# Rain Suit



## Thomas D (Jan 27, 2003)

Landing to replace current rain suit. 
What’s a good brand to buy? 
Want zippered legs, light weight and black.
Thanks.


----------



## BonMallari (Feb 7, 2008)

Dry Joy by Foot Joy...or Zero Restriction.....they are both golf apparel, but when you said black that narrowed the field...I have worn both and own both...the Dry Joy is probably better at shedding water but my new Zero Restriction is the best windbreaker/rain jacket that allows me to swing a golf club and thats more movement than most dog trainers....the bad news neither was cheap


----------



## EdA (May 13, 2003)

Thomas D said:


> Landing to replace current rain suit.
> What’s a good brand to buy?
> Want zippered legs, light weight and black.
> Thanks.


KUIU, pants have zipper fly and full length leg zippers, choose color gunmetal

https://www.kuiu.com/waterproof-hunting-pants-1/chugach-nx-rain-pant/41002.html?dwvar_41002_color=Verde2.0&cgid=bottoms-rain#start=1

https://www.kuiu.com/waterproof-hun...l?dwvar_51003_color=Verde2.0&cgid=jacket-rain


----------



## Don Smith (Mar 23, 2004)

I got my last rain suit through the Purina ProClub.
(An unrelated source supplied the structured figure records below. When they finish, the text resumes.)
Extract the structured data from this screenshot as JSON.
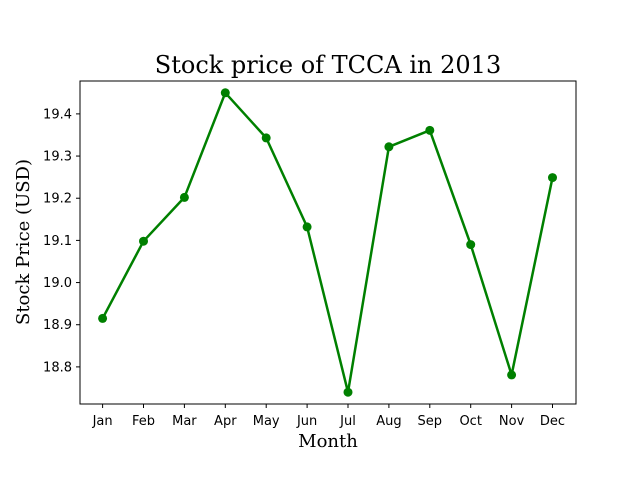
{
  "chart_data": {
    "type": "line",
    "title": "Stock price of TCCA in 2013",
    "xlabel": "Month",
    "ylabel": "Stock Price (USD)",
    "categories": [
      "Jan",
      "Feb",
      "Mar",
      "Apr",
      "May",
      "Jun",
      "Jul",
      "Aug",
      "Sep",
      "Oct",
      "Nov",
      "Dec"
    ],
    "series": [
      {
        "values": [
          18.915,
          19.098,
          19.202,
          19.45,
          19.343,
          19.132,
          18.74,
          19.322,
          19.361,
          19.09,
          18.781,
          19.249
        ],
        "color": "#008000"
      }
    ],
    "yticks": [
      18.8,
      18.9,
      19.0,
      19.1,
      19.2,
      19.3,
      19.4
    ],
    "ylim": [
      18.712,
      19.478
    ],
    "grid": false,
    "legend": "none"
  }
}
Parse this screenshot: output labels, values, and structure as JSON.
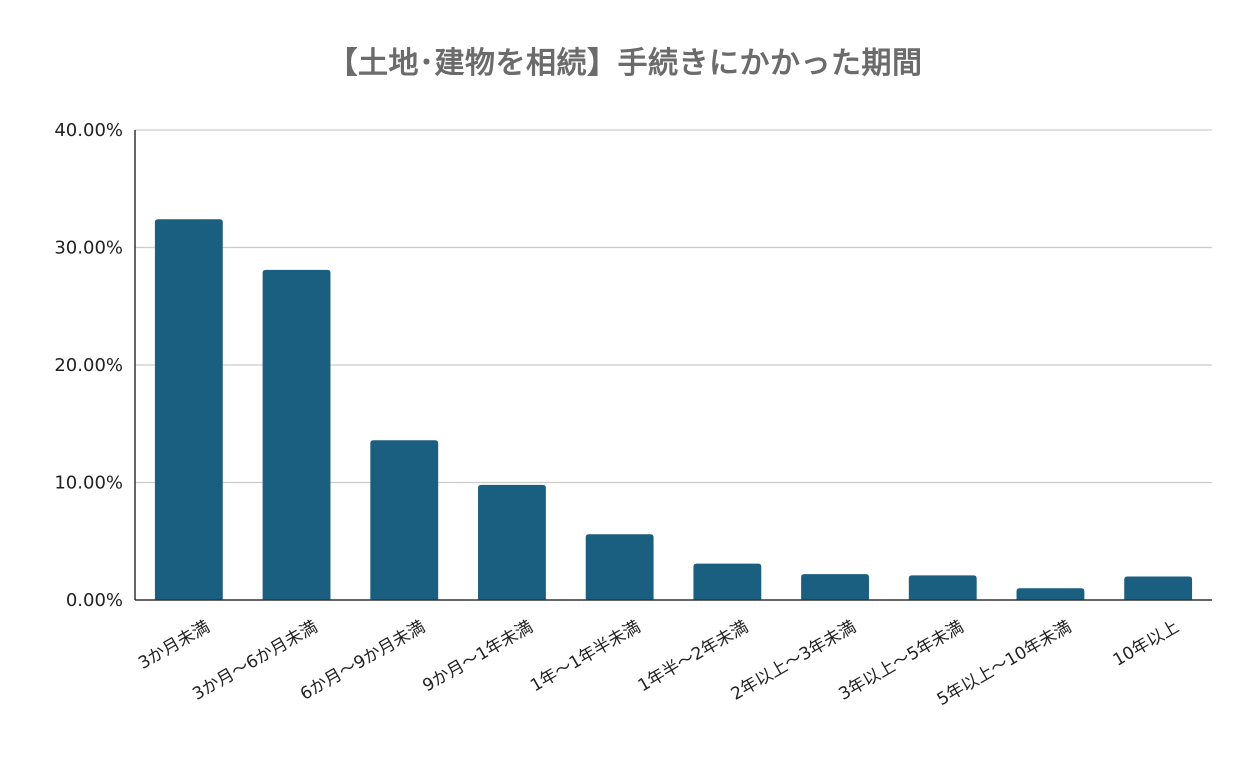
{
  "chart_data": {
    "type": "bar",
    "title": "【土地･建物を相続】手続きにかかった期間",
    "xlabel": "",
    "ylabel": "",
    "categories": [
      "3か月未満",
      "3か月～6か月未満",
      "6か月～9か月未満",
      "9か月～1年未満",
      "1年～1年半未満",
      "1年半～2年未満",
      "2年以上～3年未満",
      "3年以上～5年未満",
      "5年以上～10年未満",
      "10年以上"
    ],
    "values": [
      32.4,
      28.1,
      13.6,
      9.8,
      5.6,
      3.1,
      2.2,
      2.1,
      1.0,
      2.0
    ],
    "ylim": [
      0,
      40
    ],
    "yticks": [
      0,
      10,
      20,
      30,
      40
    ],
    "ytick_labels": [
      "0.00%",
      "10.00%",
      "20.00%",
      "30.00%",
      "40.00%"
    ],
    "grid": true,
    "legend": "none",
    "bar_color": "#1a5f7f",
    "grid_color": "#cccccc",
    "axis_color": "#333333"
  }
}
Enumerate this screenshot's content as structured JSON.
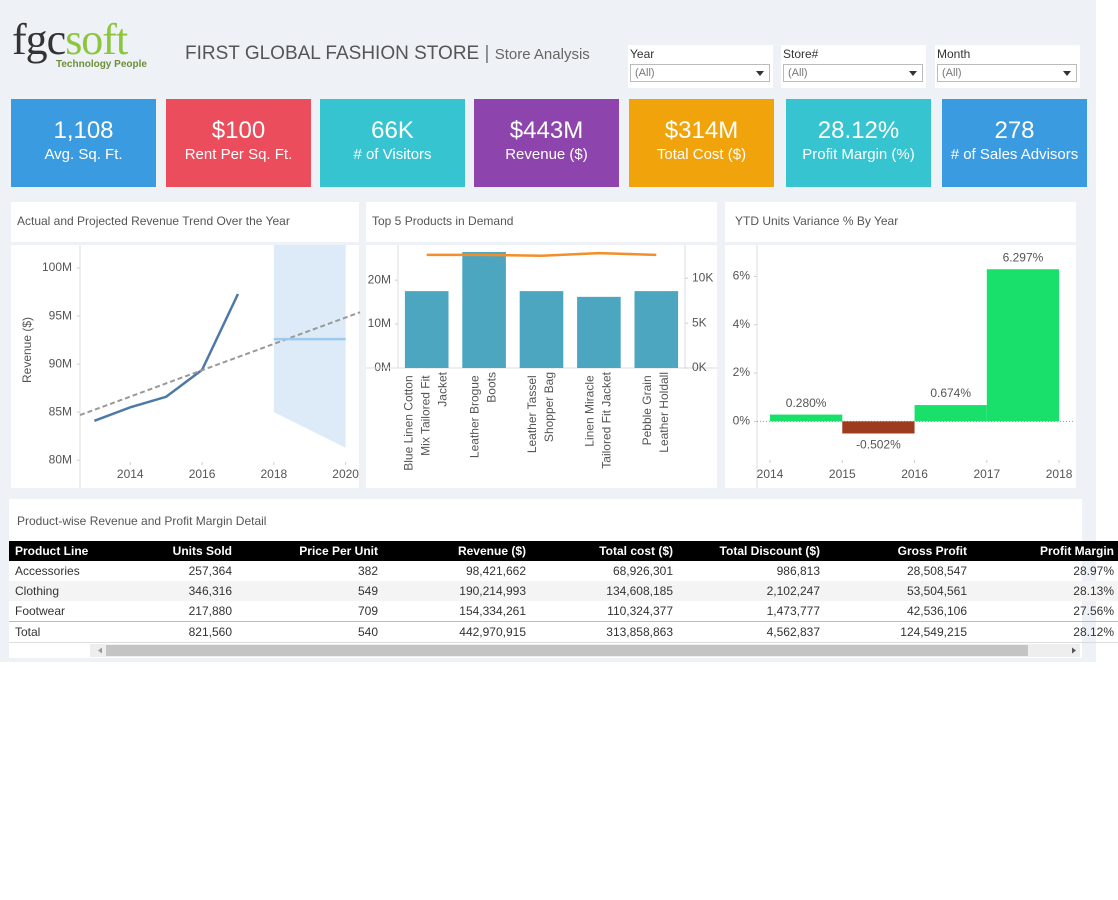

If you're a member, you might want to look at it. https://www.1.awardhq.com/152716LPD...aster-waterproof-rain-suit/_/A-RP25267?skuId=


----------



## Reginald (Apr 18, 2018)

EdA said:


> KUIU, pants have zipper fly and full length leg zippers, choose color gunmetal
> 
> https://www.kuiu.com/waterproof-hunting-pants-1/chugach-nx-rain-pant/41002.html?dwvar_41002_color=Verde2.0&cgid=bottoms-rain#start=1
> 
> https://www.kuiu.com/waterproof-hun...l?dwvar_51003_color=Verde2.0&cgid=jacket-rain


Ed,

How do these compare to say a Gortex material?

Thanks


----------



## Trent Goree (Aug 10, 2005)

I agree with Dr. Ed. Kuiu makde some of the best stuff I've ever worn. Cabela's also have some really nice rain gear in the Guidewear Series




EdA said:


> KUIU, pants have zipper fly and full length leg zippers, choose color gunmetal
> 
> https://www.kuiu.com/waterproof-hunting-pants-1/chugach-nx-rain-pant/41002.html?dwvar_41002_color=Verde2.0&cgid=bottoms-rain#start=1
> 
> https://www.kuiu.com/waterproof-hun...l?dwvar_51003_color=Verde2.0&cgid=jacket-rain


----------



## badbullgator (Dec 20, 2004)

EdA said:


> Thomas D said:
> 
> 
> > Landing to replace current rain suit.
> ...


Tom
I agree with Ed as far as pants go. My go to jacket, at least for our summer rain, is a frog togg.


----------



## EdA (May 13, 2003)

Reginald said:


> Ed,
> 
> How do these compare to say a Gortex material?
> 
> Thanks


Better I think


----------